“There can be no absurd outside the human mind. Thus, like everything else, the absurd ends with death. But there can be no absurd outside this world either … I judge the notion of the absurd to be essential and consider that it can stand as the first of my truths … If I judge that a thing is true, I must preserve it … preserve the very thing that crushes me, consequently to respect what I consider essential in it … a confrontation and an unceasing struggle.” (In The Myth of Sisyphus, Albert Camus)
When I was younger, I always like to find rationality in everything around me. “I want everything to be explained to me or nothing” (Camus, p46).
As I grew older, I have realized that there are certain moments, no matter how hard I try, no rationality can explain. Instead, “the mind … seeks and finds nothing but contradictions and nonsense” (Camus, p46).
Why am I acting this way? Why are these or those people acting that way? Camus believes that is because “the world is peopled with such irrationals … nothing is clear, all is chaos, that all man has is his lucidity and his definite knowledge of the walls surrounding him” (p46). Camus states that our mind always likes to make a judgment and choose a conclusion when it reaches its limit (p47). To me, I find the word “limit” interesting. It seems to me that Camus is saying that it is important to stay conscious when your mind is in the desert by itself and know how far it has gone in the desert. But the desert is very empty, and your mind is alone in there. The mind might be yearning for hope, for happiness, for reason. Truth is, the mind will eventually reach the absurdity — “this confrontation between the human need and the unreasonable silence of the world” (Camus, p47).
Some minds will give up when it realizes that all it can reach is a sense of absurdity. The absurdity has nothing to do with what they were hoping to find in the desert — happiness, hope, reasons for why things are how they are like. Camus claims that the “absurdity springs from a comparison … between a bare fact and a certain reality, between an action and the world that transcends it” (p49).
Camus gives a great example of an absurd act in the book: “a man armed only with a sword attack a group of machine guns” (p49). This action is absurd because it is “impossible”, and it is “contradictory” (p49). There is a “disproportion between his intention and the reality he will encounter” and a “contradiction … between his true strength and the aim he has in view” (Camus, p48).
To me, the example Camus gave was the most simple form of an absurd example involving a physical flesh versus the world. But it is very easy to transcend the example above into our daily life that involves our mind against the world.
I have a limited amount of energy and concentration level.

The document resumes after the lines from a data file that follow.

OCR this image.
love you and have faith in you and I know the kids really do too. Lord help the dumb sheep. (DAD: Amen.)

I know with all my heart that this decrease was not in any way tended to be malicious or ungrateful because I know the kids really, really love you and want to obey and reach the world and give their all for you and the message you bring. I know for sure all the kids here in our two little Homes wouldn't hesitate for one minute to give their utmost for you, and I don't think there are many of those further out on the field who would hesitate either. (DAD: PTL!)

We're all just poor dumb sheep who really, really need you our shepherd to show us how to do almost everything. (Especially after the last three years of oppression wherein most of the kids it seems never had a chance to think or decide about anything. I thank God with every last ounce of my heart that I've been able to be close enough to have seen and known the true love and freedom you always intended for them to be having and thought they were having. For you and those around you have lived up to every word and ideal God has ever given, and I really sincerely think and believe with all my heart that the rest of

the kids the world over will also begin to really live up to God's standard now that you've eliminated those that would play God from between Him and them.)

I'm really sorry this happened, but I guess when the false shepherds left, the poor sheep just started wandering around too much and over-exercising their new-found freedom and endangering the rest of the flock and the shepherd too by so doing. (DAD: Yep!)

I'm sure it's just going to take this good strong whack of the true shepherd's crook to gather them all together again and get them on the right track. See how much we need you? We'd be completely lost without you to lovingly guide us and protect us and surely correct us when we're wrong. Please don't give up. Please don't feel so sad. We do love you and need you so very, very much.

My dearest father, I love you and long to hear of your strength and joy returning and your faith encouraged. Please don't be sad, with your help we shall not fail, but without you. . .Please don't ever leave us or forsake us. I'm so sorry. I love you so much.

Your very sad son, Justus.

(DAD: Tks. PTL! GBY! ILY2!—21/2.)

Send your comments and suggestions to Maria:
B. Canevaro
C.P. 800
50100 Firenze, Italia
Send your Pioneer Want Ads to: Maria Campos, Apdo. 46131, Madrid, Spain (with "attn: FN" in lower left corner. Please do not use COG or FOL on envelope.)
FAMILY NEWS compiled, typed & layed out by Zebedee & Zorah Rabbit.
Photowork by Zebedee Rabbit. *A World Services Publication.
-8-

However, the world seems to present to me endless things and tasks to do. I seek for rationality, and I seek for hope. But the world answers me nothing but silences. The “contradiction … between [my] true strength and the aim [I] ha[ve] in view” (Camus, p48) is so clear to me, that only absurdity is left.
I would like to end this blog with a definition Camus has for the absurd — the “unceasing struggle” — we have to face every day.
“That struggle implies a total absence of hope (which has nothing to do with despair), a continual rejection (which must not be confused with renunciation), and a conscious dissatisfaction (which must not be compared to immature unrest) … The absurd has meaning only in so far as it is not agreed to” (p49).